In the final days of the 2020 presidential campaign, Joe Biden either refused to respond — or was extremely measured in his response – to questions about potentially “packing” the Supreme Court. Biden declared, “you’ll know my opinion on court packing the minute the election is over.” Well, the election has come and gone, and we still don’t know if the Biden administration plans to add additional justices.
Since the beginning of America, our founding fathers believed in a government limited by the separation of power. One of the essential aspects of this power separation is the Judiciary Branch, which ensures that all laws are constitutional.
The Trump administration was able to seat an unprecedented three justices, ultimately skewing the Court to a 6-3 conservative favorite. Since justices serve for life, far left groups fear conservative values could rule in the Supreme Court for decades to come. They quickly began calling for efforts to expand the court.
Despite a failed attempt by FDR in 1937 to pack the Court to ensure a liberal majority that would support his New Deal, the Supreme Court’s membership has remained at nine justices since 1869. As a senator, President Biden himself saw FDR’s attempt to place additional justices as “a bonehead idea.” But the new Biden administration quickly created a commission set on reforming the High Court.
Under the direction of the White House Counsel’s office, the bipartisan Supreme Court Commission plans to study reforms for the Supreme Court and federal judiciary. Many Republicans in Congress fear the commission is the first step to appeasing progressive groups’ calls to expand the Court’s bench. As Rep. Ken Buck, R-Colo., said, “Well that didn’t take long. President Biden is already organizing a commission on Supreme Court ‘reforms’ (read: Court-packing).”
According to Politico, the Biden administration is expected to appoint between nine and 15 members to the commission, which will be co-chaired by former Obama Department of Justice Deputy Assistant Attorney General Cristina Rodríguez and Biden campaign lawyer Bob Bauer. In a 2018 article in The Atlantic, Bauer says, “court packing is not a reform in response to concerns about the Court’s wider and controversial role in resolving political and policy conflicts. To pack the Court does not serve to strengthen the institution, even if it maximizes the chances of winning particular cases.” In addition to Rodriguez and Bauer, Caroline Fredrickson and Jack Goldsmith will also serve on the commission. Fredrickson, the former president of the American Constitution Society, is supportive of Court expansion.
For many voters, Democrat and Republican, Biden was a centrist choice to unite a divided country. At his inauguration, Biden said that he would be a president for all Americans, not just the ones who voted for him. A recent poll found that only 46 percent of respondents were in favor of increasing the number of Supreme Court Justices, with one-third of those respondents being Republican. It’s hard to imagine how an attempt to pack the Supreme Court would promote unity — and not merely be seen as a partisan political powerplay.

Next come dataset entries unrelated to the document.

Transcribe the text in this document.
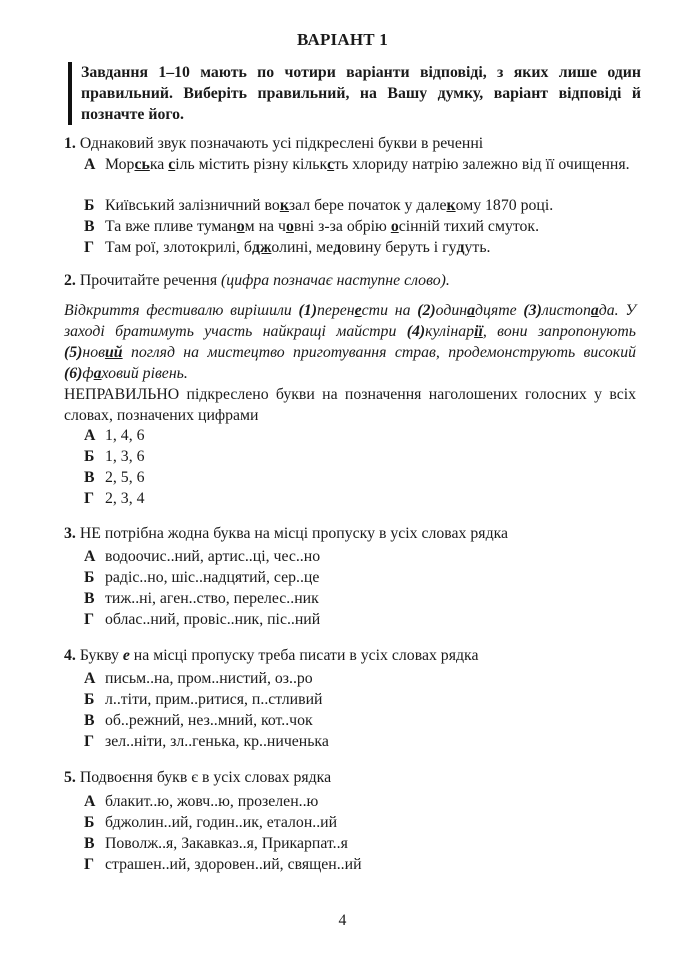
ВАРІАНТ 1
Завдання 1–10 мають по чотири варіанти відповіді, з яких лише один правильний. Виберіть правильний, на Вашу думку, варіант відповіді й позначте його.
1. Однаковий звук позначають усі підкреслені букви в реченні
А Морська сіль містить різну кільксть хлориду натрію залежно від її очищення.
Б Київський залізничний вокзал бере початок у далекому 1870 році.
В Та вже пливе туманом на човні з-за обрію осінній тихий смуток.
Г Там рої, злотокрилі, бджолині, медовину беруть і гудуть.
2. Прочитайте речення (цифра позначає наступне слово).
Відкриття фестивалю вирішили (1)перенести на (2)одинадцяте (3)листопада. У заході братимуть участь найкращі майстри (4)кулінарії, вони запропонують (5)новий погляд на мистецтво приготування страв, продемонструють високий (6)фаховий рівень.
НЕПРАВИЛЬНО підкреслено букви на позначення наголошених голосних у всіх словах, позначених цифрами
А 1, 4, 6
Б 1, 3, 6
В 2, 5, 6
Г 2, 3, 4
3. НЕ потрібна жодна буква на місці пропуску в усіх словах рядка
А водоочис..ний, артис..ці, чес..но
Б радіс..но, шіс..надцятий, сер..це
В тиж..ні, аген..ство, перелес..ник
Г облас..ний, провіс..ник, піс..ний
4. Букву е на місці пропуску треба писати в усіх словах рядка
А письм..на, пром..нистий, оз..ро
Б л..тіти, прим..ритися, п..стливий
В об..режний, нез..мний, кот..чок
Г зел..ніти, зл..генька, кр..ниченька
5. Подвоєння букв є в усіх словах рядка
А блакит..ю, жовч..ю, прозелен..ю
Б бджолин..ий, годин..ик, еталон..ий
В Поволж..я, Закавказ..я, Прикарпат..я
Г страшен..ий, здоровен..ий, священ..ий
4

Although there has been immense pressure for President Biden to expand the Supreme Court, the only way to do so would be if the newly Democrat–controlled Senate abolished the filibuster. This would allow Congress to pass a bill changing the number of justices in both chambers by simple majorities, which Biden could then sign into law.
As Biden said in October, “The last thing we need to do is turn the Supreme Court into just a political football, whoever has the most votes gets whatever they want. Presidents come and go. Supreme Court justices stay for generations.”
You are exactly right Mr. President! Packing the Court creates a precedent that whenever a party gains power, they can change the rules to keep that power, sowing the seeds for more political division.